The study’s findings suggest that the discriminatory capabilities of both GRACE and TIMI scores were akin. The TIMI Risk Score demonstrated a sensitivity of 85% and specificity of 99%, whereas the GRACE Score exhibited a sensitivity of 85% and specificity of 99% in predicting 30-day mortality among patients presenting with STEMI. Notably, both scores assorted 60% of patients into the same risk category.
Over a one-month follow-up period, patients who underwent PCI displayed an enhancement in left ventricular function. This indicates that recovery of left ventricular function following PCI was not immediate, but rather exhibited a gradual improvement.
This study did not include patients undergoing thrombolytic therapy.
LVEF was calculated using conventional 2D echocardiography which does not analyse the left ventricular segmental function. The inter-and-intra-observer variability limited the scope of functional assessment by LV M-Mode.

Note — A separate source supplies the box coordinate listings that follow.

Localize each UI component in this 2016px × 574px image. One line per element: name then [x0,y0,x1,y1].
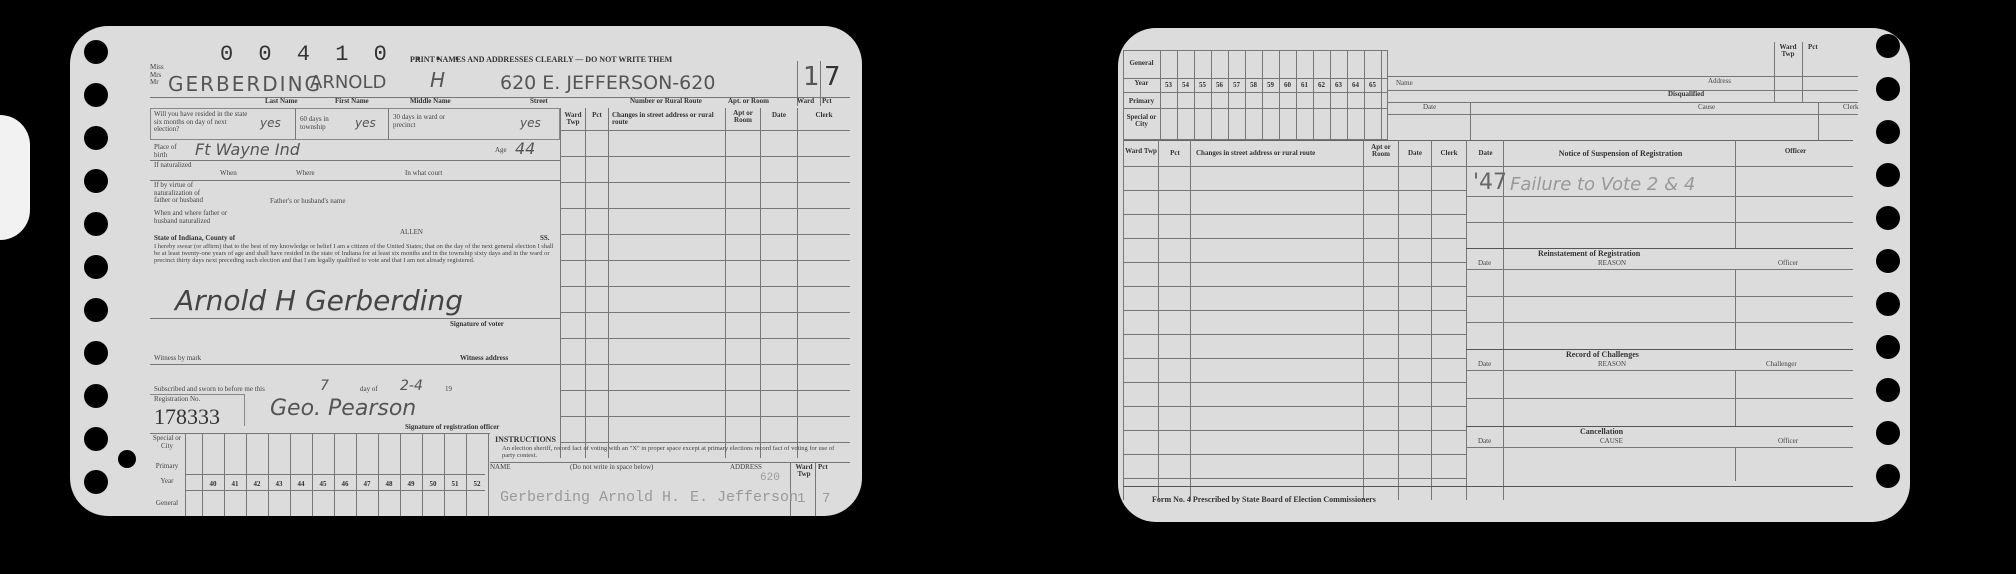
ward-twp-label: Ward Twp [1776,44,1800,59]
salutations: Miss Mrs Mr [150,64,170,87]
row-label-special: Special or City [152,435,182,450]
first-name-value: ARNOLD [310,72,386,93]
stamped-pct: 7 [822,491,830,507]
where-label: Where [296,170,315,178]
bottom-name-label: NAME [490,464,511,472]
residency-ward-answer: yes [520,116,541,130]
punch-hole [84,470,108,494]
challenges-date-header: Date [1478,361,1491,369]
officer-signature-label: Signature of registration officer [405,424,499,431]
stamped-name: Gerberding Arnold H. [500,489,680,506]
instructions-title: INSTRUCTIONS [495,436,556,444]
row-label-general: General [1124,60,1159,67]
challenges-reason-header: REASON [1598,361,1626,369]
col-changes: Changes in street address or rural route [1196,150,1361,157]
year-cell: 59 [1262,81,1279,89]
year-cell: 44 [290,480,312,488]
year-cell: 62 [1313,81,1330,89]
year-cell: 49 [400,480,422,488]
year-cell: 54 [1177,81,1194,89]
residency-state-answer: yes [260,116,281,130]
residency-state-question: Will you have resided in the state six m… [154,111,249,134]
year-cell: 40 [202,480,224,488]
challenges-title: Record of Challenges [1566,351,1639,359]
col-apt: Apt or Room [1364,144,1398,159]
col-clerk: Clerk [799,112,849,119]
age-value: 44 [515,139,535,158]
row-label-special: Special or City [1124,114,1159,129]
oath-ss-label: SS. [540,235,550,242]
stamped-ward: 1 [797,491,805,507]
punch-hole-small [118,450,136,468]
punch-hole [84,255,108,279]
disq-cause-label: Cause [1698,104,1715,112]
reinstatement-date-header: Date [1478,260,1491,268]
ward-value: 1 [803,62,820,92]
residency-township-answer: yes [355,116,376,130]
punch-hole [1876,34,1900,58]
challenges-challenger-header: Challenger [1766,361,1797,369]
name-label: Name [1396,80,1413,88]
col-pct: Pct [587,112,607,119]
father-where-label: When and where father or husband natural… [154,210,244,225]
year-cell: 65 [1364,81,1381,89]
row-label-primary: Primary [152,463,182,471]
bottom-ward-label: Ward Twp [792,464,816,479]
col-ward-twp: Ward Twp [1124,148,1158,155]
year-cell: 46 [334,480,356,488]
col-pct: Pct [1160,150,1190,157]
place-of-birth-label: Place of birth [154,144,184,159]
ward-label: Ward [797,98,814,105]
address-label: Address [1708,78,1731,86]
father-naturalization-label: If by virtue of naturalization of father… [154,182,212,205]
day-label: day of [360,386,378,394]
bottom-address-label: ADDRESS [730,464,762,472]
officer-signature: Geo. Pearson [270,396,416,421]
col-changes: Changes in street address or rural route [612,112,722,127]
court-label: In what court [405,170,442,178]
year-cell: 45 [312,480,334,488]
street-label: Street [530,98,548,105]
address-changes-table [560,108,850,458]
form-footer: Form No. 4 Prescribed by State Board of … [1152,496,1376,504]
punch-hole [84,341,108,365]
month-value: 2-4 [400,378,423,394]
suspension-notice-header: Notice of Suspension of Registration [1508,150,1733,158]
punch-hole [1876,120,1900,144]
oath-text: I hereby swear (or affirm) that to the b… [154,243,554,264]
punch-hole [1876,378,1900,402]
witness-mark-label: Witness by mark [154,355,201,363]
last-name-value: GERBERDING [168,72,322,96]
instructions-text: An election sheriff, record fact of voti… [502,445,842,459]
punch-hole [1876,421,1900,445]
punch-hole [1876,335,1900,359]
col-date: Date [1399,150,1431,157]
year-cell: 57 [1228,81,1245,89]
middle-name-value: H [430,68,445,92]
suspension-date-header: Date [1468,150,1503,157]
suspension-entry-text: Failure to Vote 2 & 4 [1510,174,1695,195]
year-cell: 42 [246,480,268,488]
year-cell: 47 [356,480,378,488]
year-cell: 52 [466,480,488,488]
oath-state-label: State of Indiana, County of [154,235,235,242]
place-of-birth-value: Ft Wayne Ind [195,140,300,159]
row-label-general: General [152,500,182,508]
apt-room-label: Apt. or Room [728,98,769,105]
suspension-entry-date: '47 [1473,170,1507,195]
film-edge-tab [0,115,30,240]
pct-value: 7 [824,62,841,92]
middle-name-label: Middle Name [410,98,451,105]
signature-label: Signature of voter [450,321,504,328]
year-cell: 58 [1245,81,1262,89]
year-cell: 63 [1330,81,1347,89]
header-instruction: PRINT NAMES AND ADDRESSES CLEARLY — DO N… [410,56,672,64]
number-route-label: Number or Rural Route [630,98,702,105]
oath-county-value: ALLEN [400,229,423,237]
year-cell: 64 [1347,81,1364,89]
punch-hole [84,126,108,150]
year-cell: 41 [224,480,246,488]
punch-hole [84,40,108,64]
year-cell: 50 [422,480,444,488]
day-value: 7 [320,378,329,394]
suspension-officer-header: Officer [1738,148,1853,155]
punch-hole [1876,249,1900,273]
row-label-primary: Primary [1124,98,1159,105]
voting-record-grid [1123,50,1388,140]
year-cell: 43 [268,480,290,488]
witness-address-label: Witness address [460,355,508,362]
subscribed-label: Subscribed and sworn to before me this [154,386,265,394]
residency-township-question: 60 days in township [300,116,348,131]
disq-date-label: Date [1423,104,1436,112]
bottom-pct-label: Pct [818,464,828,471]
col-clerk: Clerk [1432,150,1466,157]
row-label-year: Year [152,478,182,486]
punch-hole [1876,464,1900,488]
reinstatement-title: Reinstatement of Registration [1538,250,1640,258]
row-label-year: Year [1124,80,1159,87]
col-apt: Apt or Room [727,110,759,125]
residency-ward-question: 30 days in ward or precinct [393,114,453,129]
year-cell: 55 [1194,81,1211,89]
disqualified-label: Disqualified [1668,91,1704,98]
year-prefix: 19 [445,386,452,394]
year-cell: 51 [444,480,466,488]
year-cell: 61 [1296,81,1313,89]
punch-hole [84,298,108,322]
do-not-write-label: (Do not write in space below) [570,464,653,472]
punch-hole [1876,77,1900,101]
cancellation-date-header: Date [1478,438,1491,446]
punch-hole [84,169,108,193]
punch-hole [84,427,108,451]
registration-card-back: General Year Primary Special or City 53 … [1118,28,1910,522]
col-ward-twp: Ward Twp [562,112,584,127]
punch-hole [84,212,108,236]
first-name-label: First Name [335,98,369,105]
pct-label: Pct [822,98,832,105]
when-label: When [220,170,237,178]
punch-hole [84,83,108,107]
registration-no-label: Registration No. [154,396,200,404]
last-name-label: Last Name [265,98,297,105]
punch-hole [1876,163,1900,187]
cancellation-title: Cancellation [1580,428,1623,436]
reinstatement-officer-header: Officer [1778,260,1798,268]
registration-card-front: 0 0 4 1 0 ... PRINT NAMES AND ADDRESSES … [70,26,862,516]
father-name-label: Father's or husband's name [270,198,345,206]
disq-clerk-label: Clerk [1843,104,1859,112]
punch-hole [84,384,108,408]
registration-no-value: 178333 [154,404,220,430]
punch-hole [1876,292,1900,316]
punch-hole [1876,206,1900,230]
stamped-address: E. Jefferson [690,489,798,506]
naturalized-label: If naturalized [154,162,194,170]
age-label: Age [495,147,507,155]
year-cell: 60 [1279,81,1296,89]
cancellation-cause-header: CAUSE [1600,438,1623,446]
stamped-number: 620 [760,472,780,484]
street-value: 620 E. JEFFERSON-620 [500,72,715,94]
year-cell: 53 [1160,81,1177,89]
voter-signature: Arnold H Gerberding [175,284,463,317]
cancellation-officer-header: Officer [1778,438,1798,446]
col-date: Date [762,112,796,119]
year-cell: 56 [1211,81,1228,89]
year-cell: 48 [378,480,400,488]
pct-label: Pct [1808,44,1818,51]
reinstatement-reason-header: REASON [1598,260,1626,268]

The ROC curve was plotted for both scores with only mortality as a state variable, and other cardiovascular complications were not included while calculating sensitivity and specificity.
Before the commencement of this research, the team received ethical approval (approval number IEC KMC MLR 10/2022/434, date of approval 20th October 2022) from the Institutional Ethics Committee, Kasturba Medical College, Mangalore. Also, the study obtained signed authorized consent from every participant involved in the study.
Mendeley Data: Utility of Global Registry of Acute Coronary Event Score (GRACE) and Thrombolysis in Myocardial Infarction Risk Score (TIMI Score) in Predicting 30-day Mortality in Patients undergoing Primary Angioplasty in a Tertiary Care center. https://doi.org/10.17632/fkrwrtt4t6.1. 10
Data are available under the terms of the Creative Commons Attribution 4.0 International license (CC-BY 4.0).
Figshare: STROBE checklist for ‘Utility of Global Registry of Acute Coronary Event Score (GRACE) and Thrombolysis in Myocardial Infarction Risk Score (TIMI Score) in predicting 30-day mortality in patients undergoing primary angioplasty in a Tertiary care center – A record-based study’. https://doi.org/10.6084/m9.figshare.25397341.v2. 11
Data are available under the terms of the Creative Commons Zero “No rights reserved” data waiver (CC0 1.0 Public domain dedication).